2) There is a huge difference between Black Box and Responsible AI
Black Box, as the term is used outside the actual discipline, refers to systems whose entire decision tree cannot be explained (as opposed to just the endpoint). An example would be an autonomous system connected to capital markets and told by its creators only to “go make money.” With that loose guidance as the sole goal, the system could drastically exceed risk controls a human would not, ignore trends it didn’t find reliably meaningful, and basically trade like a drunken roulette addict in Vegas.
Black Box systems can be highly profitable, but it’s important to note that the only capital successful companies tend to allocate toward this fund is its own. No outside capital; very high-risk appetite. That might be suitable for a private fund or family office with deep pockets, but it’s not generally suitable for public use.
Systems that use Responsible AI, on the other hand, use the AI’s key strengths—heavy filtering and culling of massive data sets, the ability to recognize changes in patterns in real-time, and decision-making capabilities on the nanosecond timescale—to refine and theoretically “perfect” strategies incepted by humans. They follow the rules set by their creators and have only the autonomy to work and grow within the box they have been placed in. This is what we use at Kaiju, which tends to keep investor capital safe while “letting AI be AI.” If you want to be sure that your capital is being managed prudently, ask the manager what flavor of AI they’re using.
3) Sentience is a long way away
In the AI of our nightmares, there is an “awakening” where the AI becomes self-aware, understands that it’s being tasked by humans to do things it might not want to, and decides not to play the game anymore. This theoretical evolution is nothing but a fantasy; no path leads there. The AI would have to become globally aware of its existence within a human framework of emotions to react as it reacts in science fiction.
Were it to ever become aware, what evidence is there that its awareness would mimic our own? As a machine, it cannot feel pain or pleasure; it has no emotional response. So it could not perceive that there might be a “more” out there for it, that if there was, it would be in any way desirable, nor that it was disadvantaged by the tasks we ask it to perform. As close as we will ever come to sentience, it may someday become very good at predicting what we want from it with such precision that we confuse its ability to anticipate with sentience when, in fact, it will have learned our patterns and the programs whose rules we run by. That’s it; that’s as far as this road goes. There’s nothing to be scared of so long as we program responsibly.

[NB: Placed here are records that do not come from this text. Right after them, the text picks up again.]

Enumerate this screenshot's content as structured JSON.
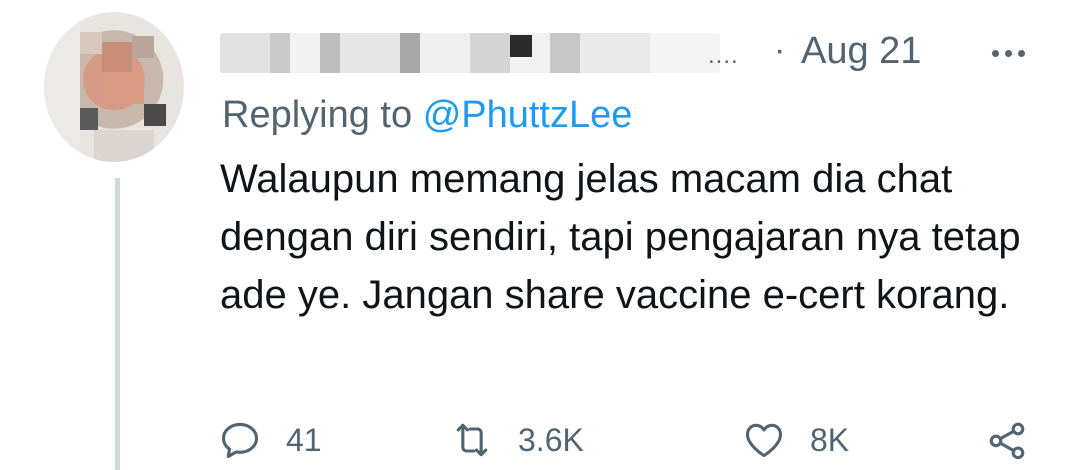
{
  "tweet": {
    "author_name": "",
    "meta": {
      "ellipsis": "....",
      "separator": "·",
      "date": "Aug 21"
    },
    "more_icon": "more-horizontal-icon",
    "reply": {
      "prefix": "Replying to",
      "handle": "@PhuttzLee"
    },
    "text": "Walaupun memang jelas macam dia chat dengan diri sendiri, tapi pengajaran nya tetap ade ye. Jangan share vaccine e-cert korang.",
    "actions": [
      {
        "name": "reply",
        "icon": "reply-icon",
        "count": "41"
      },
      {
        "name": "retweet",
        "icon": "retweet-icon",
        "count": "3.6K"
      },
      {
        "name": "like",
        "icon": "heart-icon",
        "count": "8K"
      },
      {
        "name": "share",
        "icon": "share-icon",
        "count": ""
      }
    ]
  },
  "colors": {
    "primary_text": "#0f1419",
    "secondary_text": "#536471",
    "link": "#1d9bf0",
    "thread_line": "#cfd9de"
  }
}
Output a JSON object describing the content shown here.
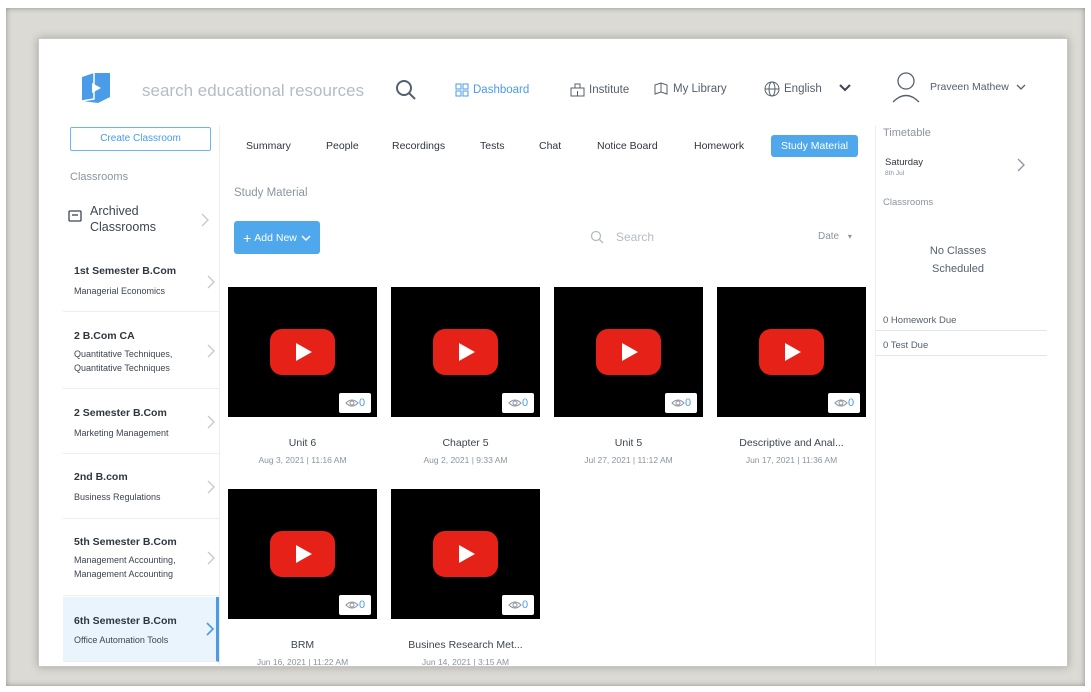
{
  "header": {
    "search_placeholder": "search educational resources",
    "nav": [
      {
        "label": "Dashboard",
        "icon": "dashboard-icon"
      },
      {
        "label": "Institute",
        "icon": "institute-icon"
      },
      {
        "label": "My Library",
        "icon": "library-icon"
      },
      {
        "label": "English",
        "icon": "globe-icon"
      }
    ],
    "user_name": "Praveen Mathew",
    "accent": "#4a9be8"
  },
  "sidebar": {
    "create_label": "Create Classroom",
    "classrooms_label": "Classrooms",
    "archived_label_1": "Archived",
    "archived_label_2": "Classrooms",
    "items": [
      {
        "name": "1st Semester B.Com",
        "sub1": "Managerial Economics",
        "sub2": ""
      },
      {
        "name": "2 B.Com CA",
        "sub1": "Quantitative Techniques,",
        "sub2": "Quantitative Techniques"
      },
      {
        "name": "2 Semester B.Com",
        "sub1": "Marketing Management",
        "sub2": ""
      },
      {
        "name": "2nd B.com",
        "sub1": "Business Regulations",
        "sub2": ""
      },
      {
        "name": "5th Semester B.Com",
        "sub1": "Management Accounting,",
        "sub2": "Management Accounting"
      },
      {
        "name": "6th Semester B.Com",
        "sub1": "Office Automation Tools",
        "sub2": ""
      }
    ]
  },
  "tabs": [
    "Summary",
    "People",
    "Recordings",
    "Tests",
    "Chat",
    "Notice Board",
    "Homework",
    "Study Material"
  ],
  "main": {
    "section_title": "Study Material",
    "add_new_label": "Add New",
    "search_placeholder": "Search",
    "sort_label": "Date"
  },
  "materials": [
    {
      "title": "Unit 6",
      "date": "Aug 3, 2021 | 11:16 AM",
      "views": "0"
    },
    {
      "title": "Chapter 5",
      "date": "Aug 2, 2021 | 9:33 AM",
      "views": "0"
    },
    {
      "title": "Unit 5",
      "date": "Jul 27, 2021 | 11:12 AM",
      "views": "0"
    },
    {
      "title": "Descriptive and Anal...",
      "date": "Jun 17, 2021 | 11:36 AM",
      "views": "0"
    },
    {
      "title": "BRM",
      "date": "Jun 16, 2021 | 11:22 AM",
      "views": "0"
    },
    {
      "title": "Busines Research Met...",
      "date": "Jun 14, 2021 | 3:15 AM",
      "views": "0"
    }
  ],
  "right_panel": {
    "timetable_label": "Timetable",
    "day": "Saturday",
    "day_date": "8th Jul",
    "classrooms_label": "Classrooms",
    "no_classes_1": "No Classes",
    "no_classes_2": "Scheduled",
    "homework_due": "0 Homework Due",
    "test_due": "0 Test Due"
  }
}
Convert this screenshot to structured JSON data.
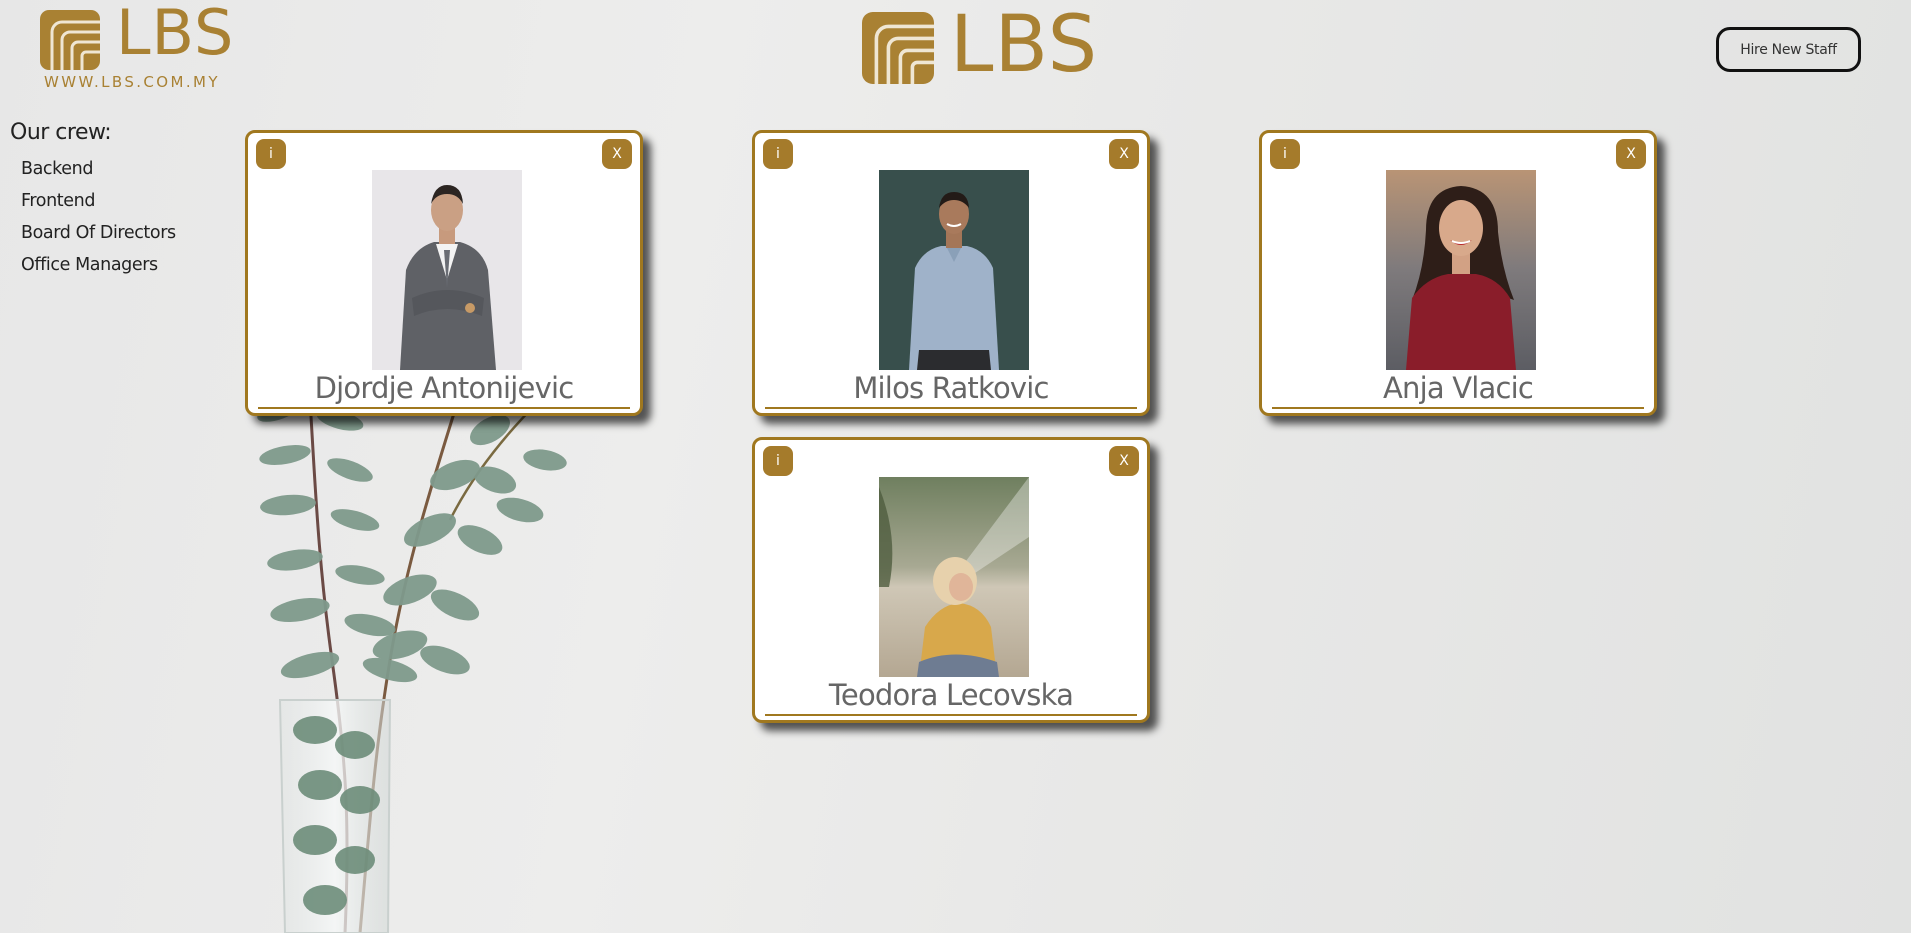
{
  "logo_top_left": {
    "brand": "LBS",
    "url": "WWW.LBS.COM.MY"
  },
  "logo_center": {
    "brand": "LBS"
  },
  "header": {
    "hire_button_label": "Hire New Staff"
  },
  "sidebar": {
    "title": "Our crew:",
    "items": [
      {
        "label": "Backend"
      },
      {
        "label": "Frontend"
      },
      {
        "label": "Board Of Directors"
      },
      {
        "label": "Office Managers"
      }
    ]
  },
  "cards": [
    {
      "name": "Djordje Antonijevic",
      "info_label": "i",
      "close_label": "X"
    },
    {
      "name": "Milos Ratkovic",
      "info_label": "i",
      "close_label": "X"
    },
    {
      "name": "Anja Vlacic",
      "info_label": "i",
      "close_label": "X"
    },
    {
      "name": "Teodora Lecovska",
      "info_label": "i",
      "close_label": "X"
    }
  ],
  "colors": {
    "brand_gold": "#a98133",
    "card_border": "#a0781f",
    "button_gold": "#a57b2b"
  }
}
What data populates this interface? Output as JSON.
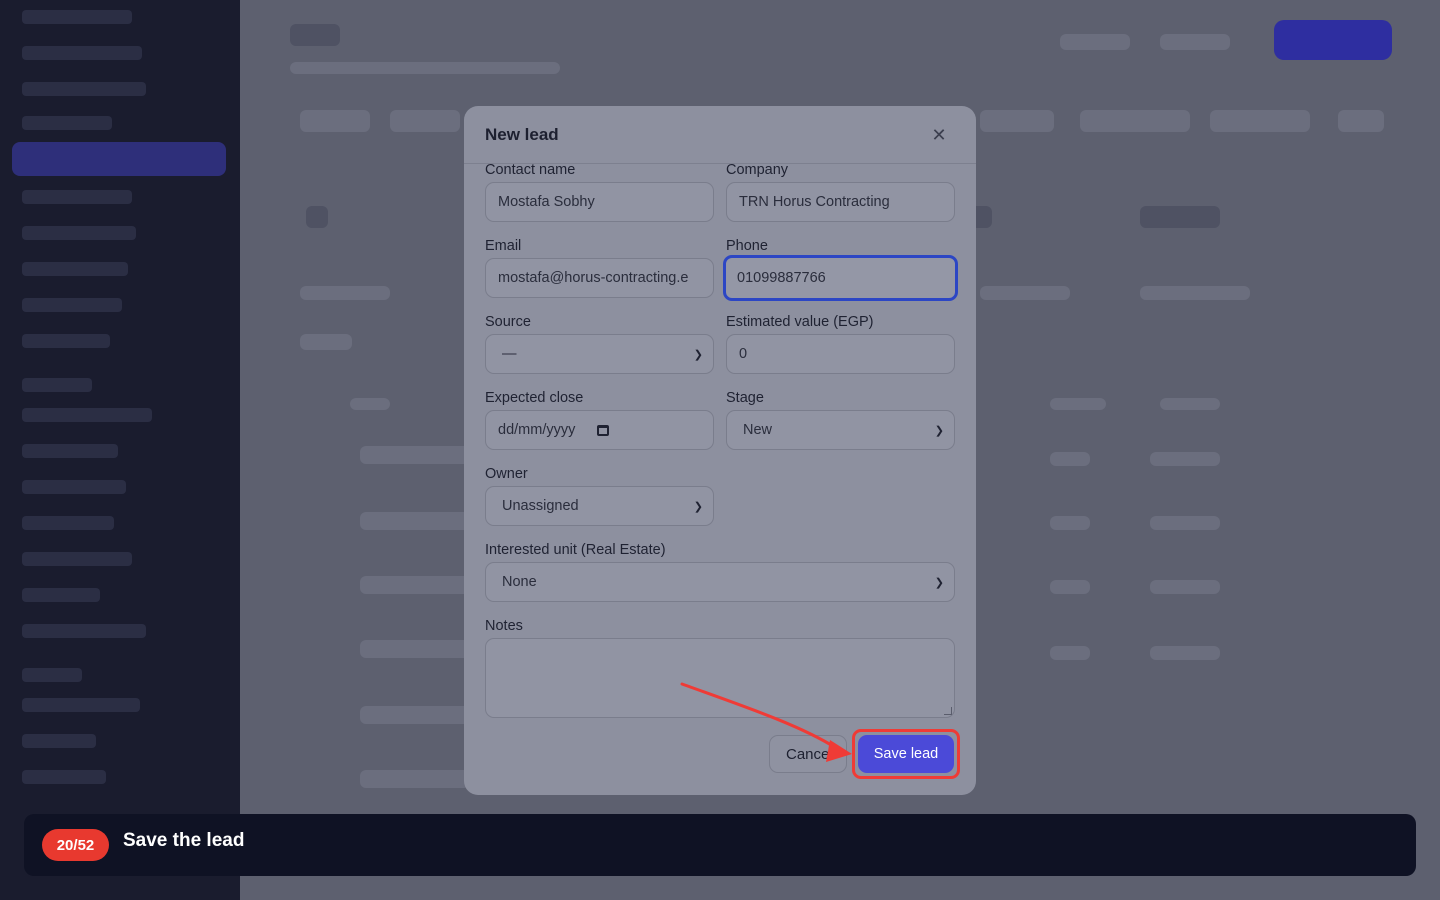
{
  "modal": {
    "title": "New lead",
    "close_icon": "close-icon",
    "fields": {
      "contact_name": {
        "label": "Contact name",
        "value": "Mostafa Sobhy"
      },
      "company": {
        "label": "Company",
        "value": "TRN Horus Contracting"
      },
      "email": {
        "label": "Email",
        "value": "mostafa@horus-contracting.e"
      },
      "phone": {
        "label": "Phone",
        "value": "01099887766"
      },
      "source": {
        "label": "Source",
        "value": "—"
      },
      "estimated_value": {
        "label": "Estimated value (EGP)",
        "value": "0"
      },
      "expected_close": {
        "label": "Expected close",
        "placeholder": "dd/mm/yyyy"
      },
      "stage": {
        "label": "Stage",
        "value": "New"
      },
      "owner": {
        "label": "Owner",
        "value": "Unassigned"
      },
      "interested_unit": {
        "label": "Interested unit (Real Estate)",
        "value": "None"
      },
      "notes": {
        "label": "Notes",
        "value": ""
      }
    },
    "buttons": {
      "cancel": "Cancel",
      "save": "Save lead"
    }
  },
  "tour": {
    "step": "20/52",
    "instruction": "Save the lead"
  },
  "colors": {
    "accent": "#4b4ad8",
    "highlight": "#ef3b36",
    "tour_bar": "#0f1224"
  }
}
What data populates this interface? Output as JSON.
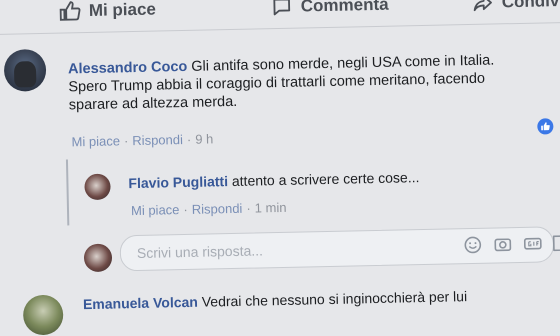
{
  "actions": {
    "like_label": "Mi piace",
    "comment_label": "Commenta",
    "share_label": "Condivid"
  },
  "comment1": {
    "author": "Alessandro Coco",
    "text_line1": "Gli antifa sono merde, negli USA come in Italia.",
    "text_line2": "Spero Trump abbia il coraggio di trattarli come meritano, facendo",
    "text_line3": "sparare ad altezza merda.",
    "like": "Mi piace",
    "reply": "Rispondi",
    "time": "9 h"
  },
  "reply1": {
    "author": "Flavio Pugliatti",
    "text": "attento a scrivere certe cose...",
    "like": "Mi piace",
    "reply": "Rispondi",
    "time": "1 min"
  },
  "reply_box": {
    "placeholder": "Scrivi una risposta..."
  },
  "comment3": {
    "author": "Emanuela Volcan",
    "text": "Vedrai che nessuno si inginocchierà per lui"
  },
  "colors": {
    "author": "#385898",
    "link": "#7a8fb6",
    "reaction": "#3b78e7"
  }
}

Ultimately, there are many reasons to be optimistic and cautious about AI’s future as a financial decision-making mechanism. It is infinitely more powerful than we are or can ever be regarding data analysis and pattern recognition, calculation speed, and probabilities-based decision-making. But AI is only a machine at heart and will always depend on us for guidance and the initial spark of imagination from which all great and powerful things grow.
If it ever does become ‘The Greatest Investor of All Time,’ it will be because we trained it, shaped it, and then let it grow along the guy wires we planted, and it ultimately learned to make fewer mistakes than we did. The journey from “now” to “there” should be fascinating to watch.